Usually I dislike commenting on stuff in the news, instead keeping to topics I have at least some direct experience of — even if I’m frequently documenting my own lack of experience.
But I believe that a lot of people are misinterpreting Gabe Newell’s keynote speech at LinuxCon, in which he said that Linux is the “future of gaming”. In just over a day that Ars article has drawn over 400 comments but only a handful have come close to what I believe is the real issue.
(If you’ve only read summaries, I urge you to watch Gabe’s talk. It’s only about 20 minutes long.)
Most of the reaction concerns Windows 8, its software store and tightly-controlled computing environments in general. This misses the point.
Here’s my take: Valve are preparing for the next decade of PC gaming.
But first let’s do a bit of groundwork that will address the common arguments against Gabe’s talk (or what those people imagine he said) and put us in position to view the wider landscape.
Valve began considering the direction of the PC industry “several years ago”. When Gabe talks about “some bad thinking” it’s clear that he means iOS and the tightly-controlled App Store. It should be obvious that Steam would not have been able to exist in that environment.
Steam started on Windows. So where’s Windows now? Doing OK. Windows 8 is a tad confused but doing fine. The Windows Store that plenty of commenters think that Valve fears will eat its lunch? A bit like the Mac App Store. Nothing to worry about.
But where is Windows going? To answer that you must consider where Microsoft is going.
No-one knows where Microsoft is going. I don’t think that Microsoft even knows where Microsoft is going.
Its 13-year CEO has just been fired and it desperately needs to unhook itself from the twin Windows and Office morphine drips. Selling Windows licences to PC-makers hits a snag when PC unit sales fall off a cliff and it’s difficult to sell Office to people on platforms where they can’t buy it even if they wanted to.
So where does that leave Windows?
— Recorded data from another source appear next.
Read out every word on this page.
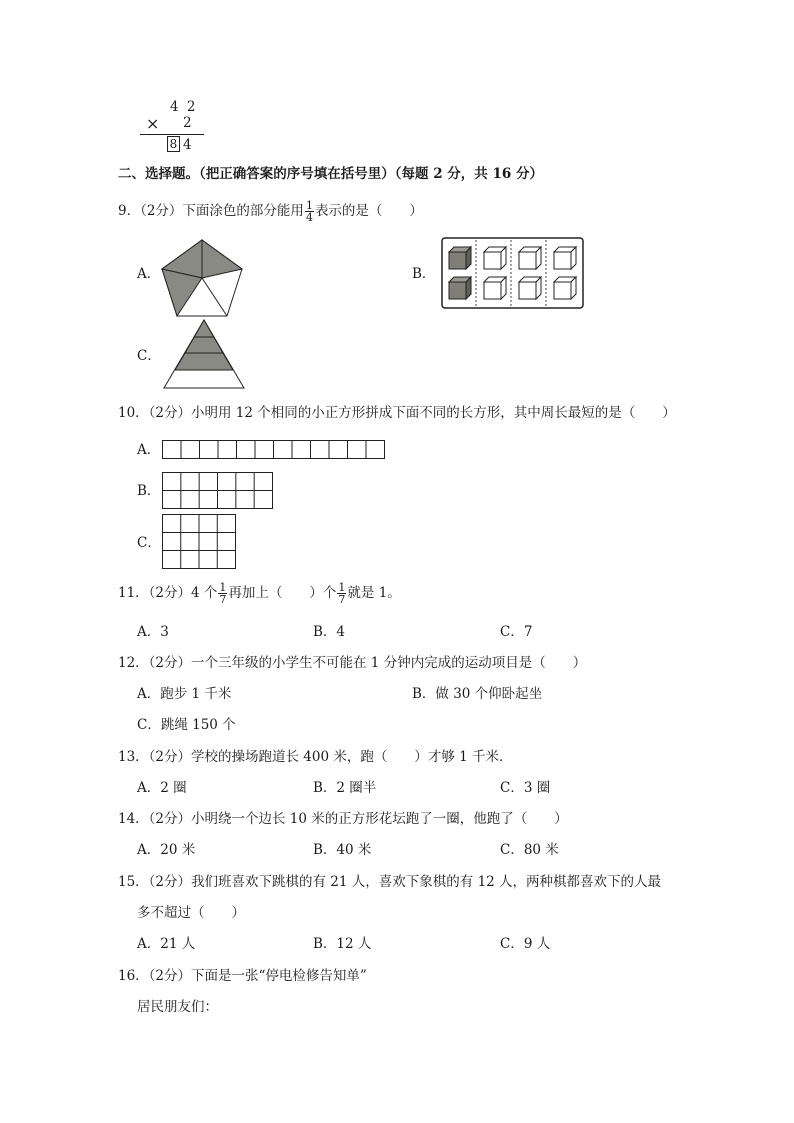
4 2
× 2
8 4
二、选择题。（把正确答案的序号填在括号里）（每题 2 分，共 16 分）
9．（2分）下面涂色的部分能用 $\frac{1}{4}$ 表示的是（　　）
A．	B．
C．
10．（2分）小明用 12 个相同的小正方形拼成下面不同的长方形，其中周长最短的是（　　）
A．
B．
C．
11．（2分）4 个 $\frac{1}{7}$ 再加上（　　）个 $\frac{1}{7}$ 就是 1。
A．3	B．4	C．7
12．（2分）一个三年级的小学生不可能在 1 分钟内完成的运动项目是（　　）
A．跑步 1 千米	B．做 30 个仰卧起坐
C．跳绳 150 个
13．（2分）学校的操场跑道长 400 米，跑（　　）才够 1 千米．
A．2 圈	B．2 圈半	C．3 圈
14．（2分）小明绕一个边长 10 米的正方形花坛跑了一圈，他跑了（　　）
A．20 米	B．40 米	C．80 米
15．（2分）我们班喜欢下跳棋的有 21 人，喜欢下象棋的有 12 人，两种棋都喜欢下的人最
多不超过（　　）
A．21 人	B．12 人	C．9 人
16．（2分）下面是一张“停电检修告知单”
居民朋友们：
It’s not clear but the mishmash of tablet and desktop OS that is Windows 8, coupled with the Windows Store, suggests Microsoft wants to head in Apple’s direction. It is this which I think Gabe was referring to when he branded Windows 8 a “catastrophe”.
The end of Windows as we know it? Impossible! Well maybe not. Microsoft’s in a bind and who knows what it is willing to throw into the engine in order to keep the wheels turning?
Valve makes a lot of money from Steam but it’s dependent on having a stable environment where it can more or less do what it likes, ship whatever client software it wants with a store run in a way that suits the business and its customers. Not the rules of a third party.
Linux provides that platform. It is stable in the sense that it has no master which can suddenly make a self-interested change that makes life difficult for Valve.
This is not about the quality of Windows 8, how much business the Windows Store is going to take from Steam or an objection to giving a controlling party some say or a monetary cut.
This is about moving to a platform in which Steam can exist without a guillotine blade hanging over its head.
However, Valve can’t just snap its fingers and have everyone switch to Linux (as many, many commenters noted). But let me tell you a story.
My Steam account is 10 years old this month. I signed up in September 2003. At the time Steam was a joke. There was a horrendous GIF doing the rounds that unfortunately summed up the feelings of a lot of users. Steam was rubbish. About the only thing you could do was play Counter-Strike 1.6.
When Valve announced that you would be able to download Half-Life 2 instead of buying a physical copy I wondered why anyone would want to spend several days downloading a game when you could just nip to the shops.
The Linux user experience can often suck. Few ordinary gamers use it and few developers release games for it. But these are solvable problems.
Valve’s plan for Linux is not for now, it’s for the future. But it starts now.